Re: Star Trek

Bob Paddock ( bpaddock@csonline.net )
Wed, 24 Mar 1999 19:14:40 -0500

>1) FG - the Tantalus Field - a device that allowed you
>to tune into any person and electrically kill
>them....this is an extrapolation of Morays claim of a
>device that let him produce an 'electronic ear' which
>could move through space without any physical
>parts...it was basically a moving wave that reported
>back to the receiver...they monitored people walking
>and talking even to a train station up to 5 miles from
>his home where the test was being conducted.

This is the Xenographic scanner that was on VOY a few episodes ago,
complete with video now. I want one. :-)

>the good luck happened and a highly chaotic field when

Chaos as found practical applications in cryptography devices.

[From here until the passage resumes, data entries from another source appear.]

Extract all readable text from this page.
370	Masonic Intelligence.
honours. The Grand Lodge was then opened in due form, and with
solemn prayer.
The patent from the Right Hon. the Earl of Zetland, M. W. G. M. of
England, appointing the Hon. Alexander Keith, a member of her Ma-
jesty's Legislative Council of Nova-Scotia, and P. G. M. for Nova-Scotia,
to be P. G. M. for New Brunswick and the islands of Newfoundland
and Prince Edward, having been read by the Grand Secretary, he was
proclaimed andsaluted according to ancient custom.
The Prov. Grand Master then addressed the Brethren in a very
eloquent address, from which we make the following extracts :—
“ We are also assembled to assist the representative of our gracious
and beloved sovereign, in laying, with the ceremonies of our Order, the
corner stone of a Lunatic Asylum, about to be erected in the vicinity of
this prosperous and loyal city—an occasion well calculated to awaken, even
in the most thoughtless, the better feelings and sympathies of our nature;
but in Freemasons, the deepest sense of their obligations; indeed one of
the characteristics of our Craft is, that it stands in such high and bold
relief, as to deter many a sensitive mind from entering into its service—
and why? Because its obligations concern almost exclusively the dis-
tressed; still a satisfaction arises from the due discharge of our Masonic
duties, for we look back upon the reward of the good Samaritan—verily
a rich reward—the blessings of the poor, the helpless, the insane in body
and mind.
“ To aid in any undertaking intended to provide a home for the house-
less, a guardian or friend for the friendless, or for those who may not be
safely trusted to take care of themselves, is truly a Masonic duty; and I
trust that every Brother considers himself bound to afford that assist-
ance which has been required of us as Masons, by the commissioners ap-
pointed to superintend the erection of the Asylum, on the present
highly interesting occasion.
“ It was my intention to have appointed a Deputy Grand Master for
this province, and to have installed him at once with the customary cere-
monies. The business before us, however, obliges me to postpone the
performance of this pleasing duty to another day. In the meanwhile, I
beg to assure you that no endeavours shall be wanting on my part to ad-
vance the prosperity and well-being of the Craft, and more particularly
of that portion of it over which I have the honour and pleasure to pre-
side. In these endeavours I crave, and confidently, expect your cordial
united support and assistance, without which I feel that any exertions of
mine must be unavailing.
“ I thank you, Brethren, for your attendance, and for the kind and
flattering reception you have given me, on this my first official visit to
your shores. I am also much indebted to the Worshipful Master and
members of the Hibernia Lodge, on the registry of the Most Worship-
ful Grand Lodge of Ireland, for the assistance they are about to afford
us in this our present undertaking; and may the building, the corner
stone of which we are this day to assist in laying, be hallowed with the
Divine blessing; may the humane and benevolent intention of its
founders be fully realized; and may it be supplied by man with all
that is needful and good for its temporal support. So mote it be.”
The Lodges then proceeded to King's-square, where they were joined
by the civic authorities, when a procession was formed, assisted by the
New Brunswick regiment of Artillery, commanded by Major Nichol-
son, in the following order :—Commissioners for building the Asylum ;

>you see nothing, when you look into the slit, you see a
>full blown screen...CGA resolution though they were
>working on a VGA version...

I've had a mechanical sample of the VGA device in my hands.
Motorola is coming out with them. About the size of your eye, require
a lens to make them useful. They are going into pagers that you hold
up to your eye to read the messages. Can you say first generation
Tricorder display...

>fall in, you are rewarded with a light sexual buzz...as
>you become more proficient at it, the buzz intensity
>and duration increases until people are stopped in
>their tracks everywhere, moaning and groaning from this
>stimulation..<g>..

Check out the book "Super Memory: The Revolution".

>and on and on...but that's enough to show, at least in
>my opinion that the shows routinely introduce new or
>novel ideas or technology...

3.5" floppies are what Spock is fiddling with as computer storage
devices...now we have them.

Next molecular storage, Trek "Issolinear Crystals", where covered in "Storage"
magazine a few issues ago (It covers the hard disk industry)...

>> sci-fi programmes seem to be unimaginative. Some of
>> their devices look out of date today.